Below you can see a video that depicts some of the activities that were developed during the month of November 2014. The documentary was edited by me and Hichem Merouche, with the collaboration of the team, the artists, the supporters and the participants of this project.
DJART is a community project initiated by the TCD (Trans Cultural Dialogue) platform. The name combines the words ‘Djazair’ and ‘art’ that in Arabic mean respectively Algeria and neighbour. This closeness and complicity will help us explore the Algerian cultural reality open and in relation to the rest of the Mediterranean realm.
DJART is a transcultural and multi-disciplinary initiative that took place in Algiers in November 2014, which gathered students, inhabitants, local and international cultural actors and artists with diverse backgrounds around topics such as artistic mobility in the Mediterranean region, art in public space and urban commons.
The program was conceived after a study and a survey in the city of Algiers, conducted by the team, exploring the needs and urges of the addressed communities concerning artistic and cultural initiatives.
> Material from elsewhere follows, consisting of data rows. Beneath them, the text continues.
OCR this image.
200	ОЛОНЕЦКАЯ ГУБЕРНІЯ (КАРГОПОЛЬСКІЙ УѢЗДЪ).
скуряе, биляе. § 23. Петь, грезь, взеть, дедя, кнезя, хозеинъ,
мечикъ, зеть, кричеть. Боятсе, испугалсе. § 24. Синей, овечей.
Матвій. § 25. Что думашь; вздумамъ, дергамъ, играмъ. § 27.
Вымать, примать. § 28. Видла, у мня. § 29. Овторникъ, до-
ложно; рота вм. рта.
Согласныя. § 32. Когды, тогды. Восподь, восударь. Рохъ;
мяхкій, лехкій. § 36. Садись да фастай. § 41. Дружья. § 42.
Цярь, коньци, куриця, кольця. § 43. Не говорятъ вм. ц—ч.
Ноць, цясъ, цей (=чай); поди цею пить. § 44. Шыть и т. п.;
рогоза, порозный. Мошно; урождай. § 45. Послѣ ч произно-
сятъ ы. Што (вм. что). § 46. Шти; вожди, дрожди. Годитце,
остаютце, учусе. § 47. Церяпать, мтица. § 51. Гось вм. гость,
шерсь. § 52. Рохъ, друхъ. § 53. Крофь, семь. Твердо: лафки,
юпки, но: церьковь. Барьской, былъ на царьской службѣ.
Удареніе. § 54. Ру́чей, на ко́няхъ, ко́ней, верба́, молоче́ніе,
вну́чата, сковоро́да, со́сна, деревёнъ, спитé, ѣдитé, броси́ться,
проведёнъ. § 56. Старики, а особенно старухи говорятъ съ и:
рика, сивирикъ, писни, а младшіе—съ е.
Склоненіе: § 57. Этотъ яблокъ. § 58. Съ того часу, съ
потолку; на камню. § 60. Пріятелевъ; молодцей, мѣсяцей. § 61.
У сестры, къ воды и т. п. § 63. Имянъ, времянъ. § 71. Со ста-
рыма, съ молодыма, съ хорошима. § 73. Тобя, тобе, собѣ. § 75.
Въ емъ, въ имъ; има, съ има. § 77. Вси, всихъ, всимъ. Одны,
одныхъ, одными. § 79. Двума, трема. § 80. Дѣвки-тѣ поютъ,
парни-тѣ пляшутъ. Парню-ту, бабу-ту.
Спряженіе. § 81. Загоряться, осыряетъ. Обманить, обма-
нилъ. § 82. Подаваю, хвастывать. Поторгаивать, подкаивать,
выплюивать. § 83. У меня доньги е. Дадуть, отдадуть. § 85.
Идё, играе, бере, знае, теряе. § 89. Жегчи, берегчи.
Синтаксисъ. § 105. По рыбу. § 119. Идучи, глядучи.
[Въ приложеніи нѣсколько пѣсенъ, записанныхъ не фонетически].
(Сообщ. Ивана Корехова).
It included among others, urban interventions and tours, round tables, workshops, sound installation, graffiti, outdoor concerts and street poetry.
CONTEXT
The event focuses on the current political dimension regarding mobility, citizenship, migration, colonial heritage by reflecting upon contemporary subversive art practises.
In a time when global capitalism have shortened the distances and made easier the mobility of commodities, including art works, we see that at the contrary people face more and more restrictions in the act of going beyond borders. If mobility is allowed then often it is because one owns a substantial bank account or because of institutional support.
The power relations among countries and the legal regimes that have been created – according to each nation-state and to sovra-national apparatus such as Europe, West African States (ECOWAS) and the East African Community (EAC), etc. – are establishing who can move and who cannot move, who is more “citizen” then others.
During the colonial time borders were created upon Africa for capitalist industrialization by exercising repression and death. Today as in the past the white dominating “liberal” system is perpetuating, here and there, forms of exclusions, marginalization and exploitation. Which effects did that system originate in the colonized countries behind the process of (de)colonisation? Which strategies were and are carried out to resist and not to conform to the imposed systems including the western artistic canonical parameters? What is the responsibility of Europe in modern migration patterns? How is it possible that on one side it spreads “democratic values” while at the same time is neglecting selected categories of people to approach costs on the other side of the Mediterranean sea?
In the last years many countries from the Mediterranean area are facing radical changes in politics, economy and society. Modes and spheres of life are put into discussion. Where does art situate itself in this very moment? How does it respond to and accompany these changes? How can art be used as a decolonial option?
To meet in Algeria means to us a possibility to reflect on these and more questions, to exchange knowledge and experiences that departs from different social/political contexts. To learn different histories that we may have not heard before. To create narratives that transcends borders being aware and critical toward the constitutive hegemonic structures.
We want to explore how cultural/artistic networks, such as TCD, grassroots movement, collective identities and migration flows can and are changing the discourse and practises of “citizenship”. We aim to give visibility to forms of self-determination and political subjectivity in society. Forms that are critically challenging the dominant narratives and stereotypical categorized thinking trough emancipatory art.
DJART seek also to reclaim, recuperate and creating spaces with the local community, spaces there are not just physical but also of participation, coming together, sharing, cohesion and exchange.
This involves an occasion to generate constructive and proactive confrontations, discourses, practices and future collaborations among different actors, general public, artists, researchers, youth, associations and institutions.